В части рассказывали, что вот так же точно в восьмидесятом, что ли, году ракета завалилась на старте и угробила человек восемьдесят (и действительно – недалеко от шестнадцатой площадки, где мы что-то копали, стоял неприметный жестяной обелиск со ржавой звездой, похожий на те, что ставили на кладбищах неверующим покойникам).
Но в этот раз всё, по-видимому, обошлось благополучно, и я, совершенно невредимый, вылез из-под стола, немедленно закурил и стал понемногу возвращаться к простой и земной человеческой жизни. Оно, конечно, ничего нет лучше, как после неминуемой гибели остаться вдруг в живых и понять, что жизнь прекрасна сама по себе – просто потому, что ты дышишь и видишь вот этот вот кирзовый сапог. Вот хрустнуло что-то в лесу («Посрать бы», – подумал я – в животе было нехорошо), каркнула, пролетая над дымящимся стартом, ворона – что ещё нужно человеку для счастья?

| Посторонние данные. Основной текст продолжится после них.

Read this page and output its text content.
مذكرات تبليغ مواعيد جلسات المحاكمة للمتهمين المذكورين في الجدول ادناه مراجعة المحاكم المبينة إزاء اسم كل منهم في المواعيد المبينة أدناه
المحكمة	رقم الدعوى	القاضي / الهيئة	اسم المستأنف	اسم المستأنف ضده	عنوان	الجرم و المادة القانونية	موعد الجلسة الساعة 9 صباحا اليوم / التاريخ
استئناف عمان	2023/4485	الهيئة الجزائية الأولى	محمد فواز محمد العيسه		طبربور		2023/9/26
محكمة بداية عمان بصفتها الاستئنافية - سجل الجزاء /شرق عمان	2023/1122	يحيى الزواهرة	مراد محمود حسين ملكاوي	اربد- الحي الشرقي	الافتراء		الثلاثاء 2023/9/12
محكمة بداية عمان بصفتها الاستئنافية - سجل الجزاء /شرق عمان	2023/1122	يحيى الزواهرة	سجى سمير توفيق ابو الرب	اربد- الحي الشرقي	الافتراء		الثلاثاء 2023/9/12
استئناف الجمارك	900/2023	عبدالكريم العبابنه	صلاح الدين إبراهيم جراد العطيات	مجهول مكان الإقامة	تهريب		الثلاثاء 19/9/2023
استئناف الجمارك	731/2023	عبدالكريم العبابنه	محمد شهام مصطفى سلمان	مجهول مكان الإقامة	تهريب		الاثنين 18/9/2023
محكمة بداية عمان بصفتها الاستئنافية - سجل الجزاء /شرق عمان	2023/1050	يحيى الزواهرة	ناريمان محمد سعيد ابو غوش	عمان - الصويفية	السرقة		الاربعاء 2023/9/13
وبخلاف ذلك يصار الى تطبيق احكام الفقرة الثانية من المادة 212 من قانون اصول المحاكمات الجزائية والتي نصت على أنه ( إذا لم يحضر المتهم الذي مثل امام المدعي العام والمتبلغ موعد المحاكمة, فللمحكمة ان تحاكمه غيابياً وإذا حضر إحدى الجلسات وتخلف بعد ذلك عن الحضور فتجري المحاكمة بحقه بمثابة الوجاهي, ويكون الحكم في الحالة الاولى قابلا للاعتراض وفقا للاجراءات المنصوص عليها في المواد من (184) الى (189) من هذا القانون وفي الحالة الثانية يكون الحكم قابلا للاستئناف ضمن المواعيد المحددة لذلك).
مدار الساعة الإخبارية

А ещё для счастья было нужно как-то на всём этом деле не попасться.
Самое худшее, что мне грозило в случае обнаружения, – это особый отдел. Шпионом и изменником тогда был каждый второй, а точнее, каждый первый, что подтвердила позднейшая история нашего государства.
Один особист от ракетчиков уже позже, когда я работал батальонным художником, даже зачастил ко мне в библиотеку будто бы читать подшивки газет. Был он человеком чрезвычайно приятным, охотно угощал меня сигаретами с фильтром и вёл разные задушевные разговоры про дембель, девушку, которая наверняка ждёт меня из армии с орденом, и про мать-старушку. Сигареты я брал с удовольствием и в благодарность охотно валял ваньку – так, чтобы он, с одной стороны, не терял ко мне подозрительности, а с другой – нельзя было бы придраться. Это было для меня очень увлекательно, поскольку в те времена я, как и практически все закончившие десятилетку идиоты, был ярым антисоветчиком и кухонным революционером: замирая от гибельного восторга, я, пока особист шебуршал в библиотеке газетами, читал у себя в художке роман-газету шестьдесят четвёртого года с произведением запрещённого до самой последней степени писателя Солженицына про Ивана Денисовича.